The big question with respect to IB customer coverage still seems to be how the SIPC would view cash from commodities accounts or forex trading that is held in the securities sub-account of a customer's Universal account.
 
Quote from Options12:

Post MF-Global it seems that the retail trader HAS to consider the risk that next time might be different.

Regarding Lloyd's coverage mentioned in an earlier post, remember that firms like IB have policies with maximum aggregate amounts. I think IB's aggregate is $300 million. I mention this only because in the case of MF Global, a Lloyd's policy of this amount would only have covered 25% of the missing money.

The big question with respect to IB customer coverage still seems to be how the SIPC would view cash from commodities accounts or forex trading that is held in the securities sub-account of a customer's Universal account.
yep, I agree, hard to know where to start when no one knows what SIPC's position is and it sounds like they're not sure what the deal is either.
 
Quote from oldtime:

yep, I agree, hard to know where to start when no one knows what SIPC's position is and it sounds like they're not sure what the deal is either.

Well, I'll never be sure either, but like I said in a similar thread, if your distrust of SIPC and pretty much all U.S. institutions reached the point where you think they might get away from insuring your account with these kind of tricks, it's time to consider a different jurisdiction and avoid the U.S. alltogether.
Remember Allen Stanford? SIPC proposed 250k/account covered for this Maddoff-like broker-dealer. And that is a pure fraud case, the guy is in jail.
 
Quote from oldtime:

yep, I agree, hard to know where to start when no one knows what SIPC's position is and it sounds like they're not sure what the deal is either.
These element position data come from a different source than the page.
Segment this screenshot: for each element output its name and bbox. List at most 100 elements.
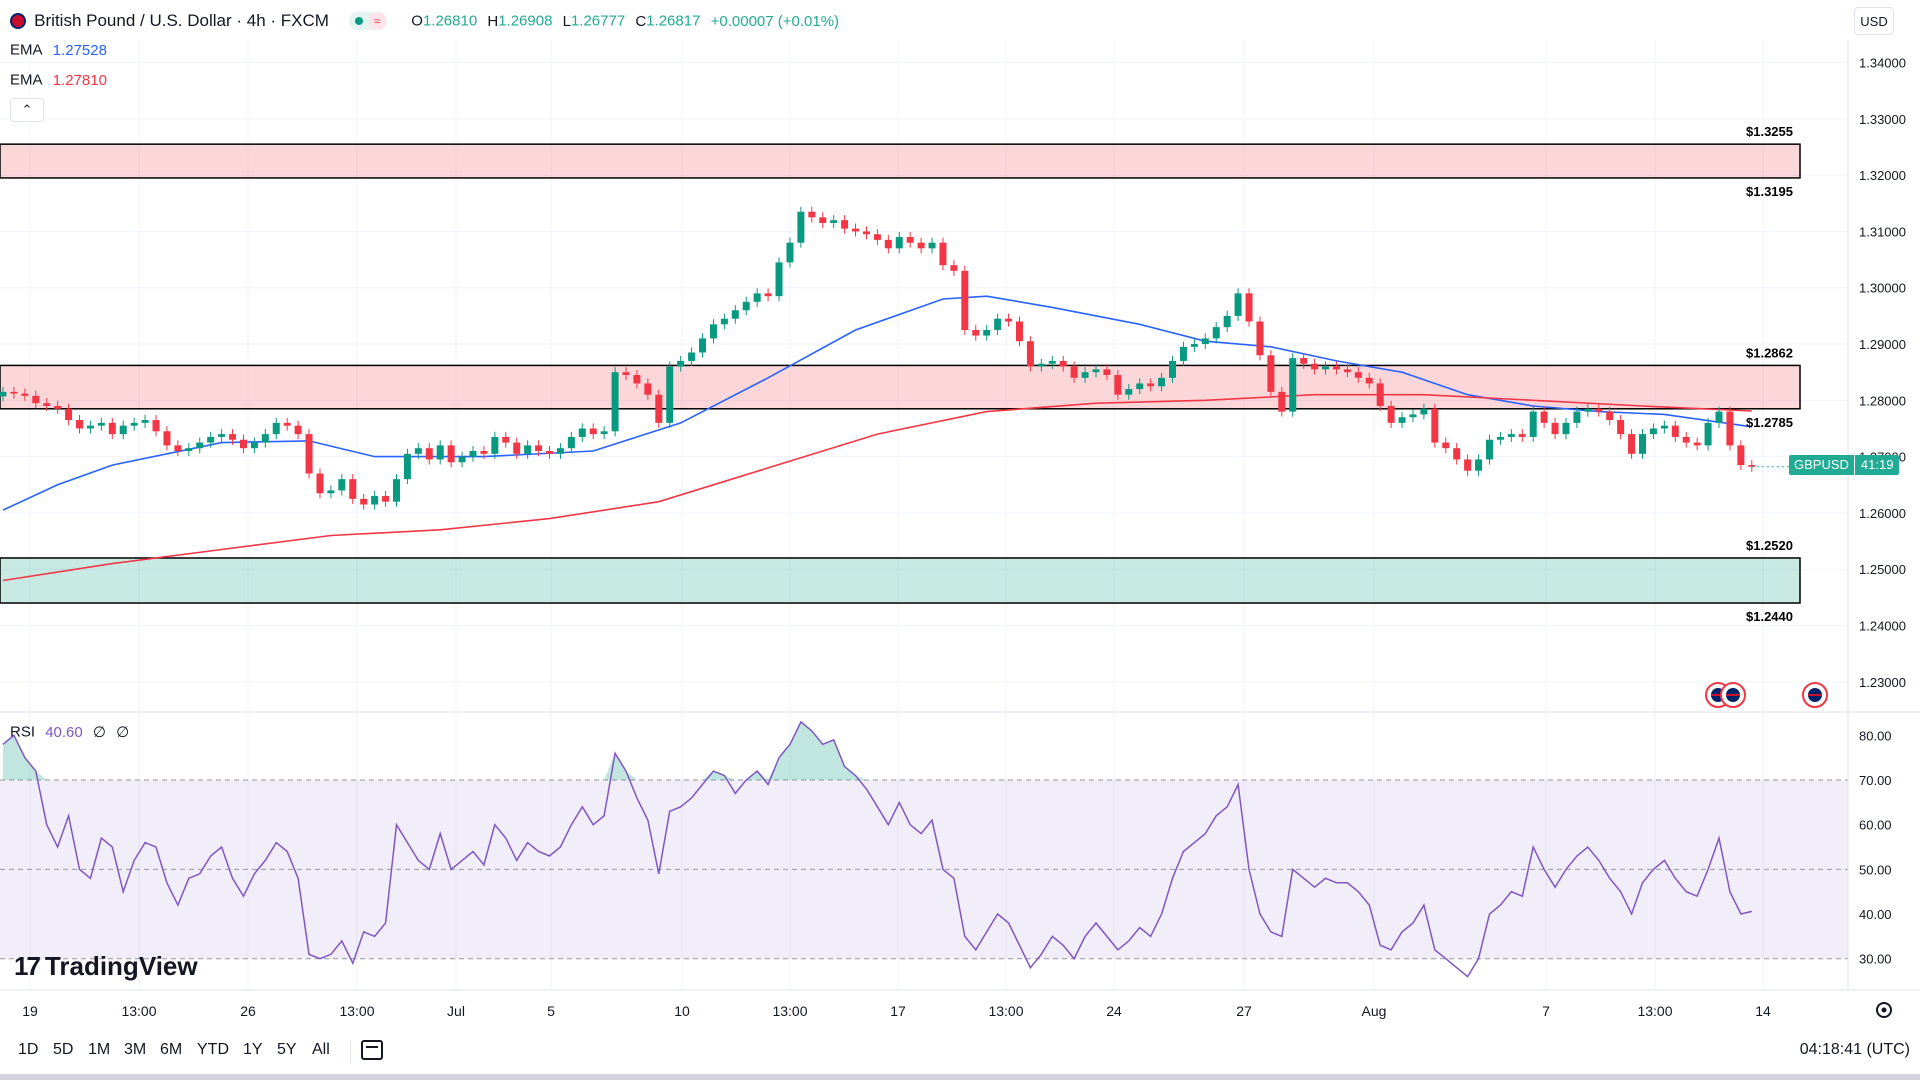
candle-body [469, 451, 477, 457]
rsi-overbought-fill [3, 735, 47, 781]
resistance-zone [0, 143, 1801, 179]
y-tick-label: 1.32000 [1859, 168, 1906, 183]
level-label: $1.3255 [1746, 124, 1793, 139]
utc-clock[interactable]: 04:18:41 (UTC) [1799, 1041, 1910, 1058]
candle-body [546, 451, 553, 454]
candle-body [10, 391, 18, 394]
range-1d-button[interactable]: 1D [18, 1041, 39, 1058]
candle-body [1693, 442, 1701, 446]
candle-body [950, 265, 958, 271]
candle-body [425, 448, 433, 460]
candle-body [513, 442, 521, 454]
candle-body [1660, 425, 1668, 429]
range-3m-button[interactable]: 3M [124, 1041, 147, 1058]
candle-body [1245, 293, 1253, 322]
candle-body [644, 383, 652, 395]
candle-body [1048, 360, 1056, 364]
candle-body [1136, 383, 1144, 390]
candle-body [556, 448, 564, 454]
candle-body [1737, 445, 1745, 466]
range-1m-button[interactable]: 1M [88, 1041, 111, 1058]
candle-body [1584, 408, 1592, 412]
price-tag-symbol: GBPUSD [1789, 455, 1854, 475]
candle-body [360, 498, 368, 505]
candle-body [294, 425, 302, 435]
rsi-label: RSI [10, 723, 36, 741]
x-tick-label: 13:00 [121, 1003, 156, 1019]
candle-body [1114, 375, 1122, 395]
symbol-title[interactable]: British Pound / U.S. Dollar · 4h · FXCM [34, 11, 329, 30]
candle-body [611, 372, 619, 432]
candle-body [218, 434, 226, 437]
rsi-legend[interactable]: RSI 40.60 ∅ ∅ [10, 723, 129, 742]
market-status-toggle[interactable]: ≈ [349, 12, 388, 30]
x-tick-label: 10 [674, 1003, 690, 1019]
candle-body [1649, 428, 1657, 435]
candle-body [316, 473, 324, 494]
candle-body [1070, 366, 1078, 378]
flag-icon [10, 13, 26, 29]
ema-fast-value: 1.27528 [52, 41, 107, 59]
calendar-icon[interactable] [361, 1040, 383, 1060]
candle-body [1518, 434, 1526, 437]
candle-body [764, 293, 772, 297]
range-1y-button[interactable]: 1Y [243, 1041, 263, 1058]
collapse-legend-button[interactable]: ⌃ [10, 98, 44, 122]
candle-body [283, 422, 291, 426]
ema-slow-legend[interactable]: EMA 1.27810 [10, 71, 107, 89]
tradingview-wordmark: TradingView [44, 951, 198, 981]
candle-body [928, 242, 936, 249]
ohlc-close-label: C [635, 12, 647, 30]
ema-line [2, 393, 1752, 582]
candle-body [567, 436, 575, 449]
candle-body [939, 242, 947, 266]
candle-body [502, 436, 510, 443]
candle-body [250, 442, 258, 449]
candle-body [141, 420, 149, 423]
candle-body [207, 436, 215, 443]
candle-body [633, 375, 641, 384]
candle-body [119, 425, 127, 435]
rsi-overbought-fill [604, 753, 637, 781]
candle-body [1715, 411, 1723, 423]
range-5d-button[interactable]: 5D [53, 1041, 74, 1058]
candle-body [600, 431, 608, 435]
range-5y-button[interactable]: 5Y [277, 1041, 297, 1058]
candle-body [1278, 391, 1286, 412]
candle-body [130, 422, 138, 426]
support-zone [0, 557, 1801, 604]
ema-fast-legend[interactable]: EMA 1.27528 [10, 41, 107, 59]
candle-body [1529, 411, 1537, 437]
level-label: $1.2520 [1746, 538, 1793, 553]
candle-body [436, 445, 444, 460]
tradingview-logo[interactable]: 17 TradingView [14, 951, 198, 982]
candle-body [742, 301, 750, 311]
ohlc-change: +0.00007 (+0.01%) [710, 12, 840, 30]
candle-body [862, 231, 870, 235]
candle-body [382, 496, 390, 502]
tradingview-mark-icon: 17 [14, 951, 41, 981]
candle-body [1005, 318, 1013, 322]
x-tick-label: 19 [22, 1003, 38, 1019]
candle-body [1540, 411, 1548, 423]
chart-canvas[interactable]: $1.3255 $1.3195 $1.2862 $1.2785 $1.2520 $1.24… [0, 0, 1920, 1036]
toolbar-divider [350, 1040, 351, 1064]
currency-selector[interactable]: USD [1854, 7, 1894, 35]
range-ytd-button[interactable]: YTD [197, 1041, 229, 1058]
range-all-button[interactable]: All [312, 1041, 330, 1058]
price-tag: GBPUSD 41:19 [1789, 455, 1900, 475]
rsi-pane [0, 720, 1848, 978]
chevron-up-icon: ⌃ [21, 102, 33, 117]
candle-body [994, 318, 1002, 330]
candle-body [338, 479, 346, 491]
chart-legend: British Pound / U.S. Dollar · 4h · FXCM … [10, 11, 839, 31]
candle-body [1190, 344, 1198, 347]
candle-body [1682, 436, 1690, 443]
ema-slow-label: EMA [10, 71, 43, 89]
range-6m-button[interactable]: 6M [160, 1041, 183, 1058]
candle-body [447, 445, 455, 463]
rsi-tick-label: 30.00 [1859, 952, 1892, 967]
candle-body [414, 448, 422, 454]
candle-body [1343, 369, 1351, 373]
candle-body [0, 391, 7, 397]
oldtime, I disagree that we don't know what SIPC's position is. They have published their definition of "cash" eligible for coverage. And I think they will answer questions specific to your situation if you e-mail them.

velosandre, under which jurisdiction do you trade in order to enjoy better protection of your portfolio than the U.S. provides?
 
Quote from Options12:

oldtime, I disagree that we don't know what SIPC's position is. They have published their definition of "cash" eligible for coverage. And I think they will answer questions specific to your situation if you e-mail them.

velosandre, under which jurisdiction do you trade in order to enjoy better protection of your portfolio than the U.S. provides?

Any that gives you the same protection as a bank depositor, relying on the same insurance scheme no matter what product you use or what kind of "account" you have. Germany, Switzerland, for instance. Actually, other than the UK, every european jurisdiction treats you the same as a bank depositor, provide you trade all the products from a bank account.
Having said that, I personally still rely partially on the U.S. using IB-UK, the only thing is that I of course still believe - kinda - the SIPC is as good as the FDIC, but nevertheless I keep some of my money in FDIC, some in a broker, some even in different countries. And that's what everybody should do no matter what the law says.
But again, my point is that if YOU (because i'm fine with SIPC protection) suspect that much about SIPC that's because probably any country is better. Let's face it, even Iceland is on track to pay its foreign currency depositors, Allen Stanford's fraud was partially covered by SIPC, and all MF Global's subsidiaries apparently don't have any missing money. So why bother with the US?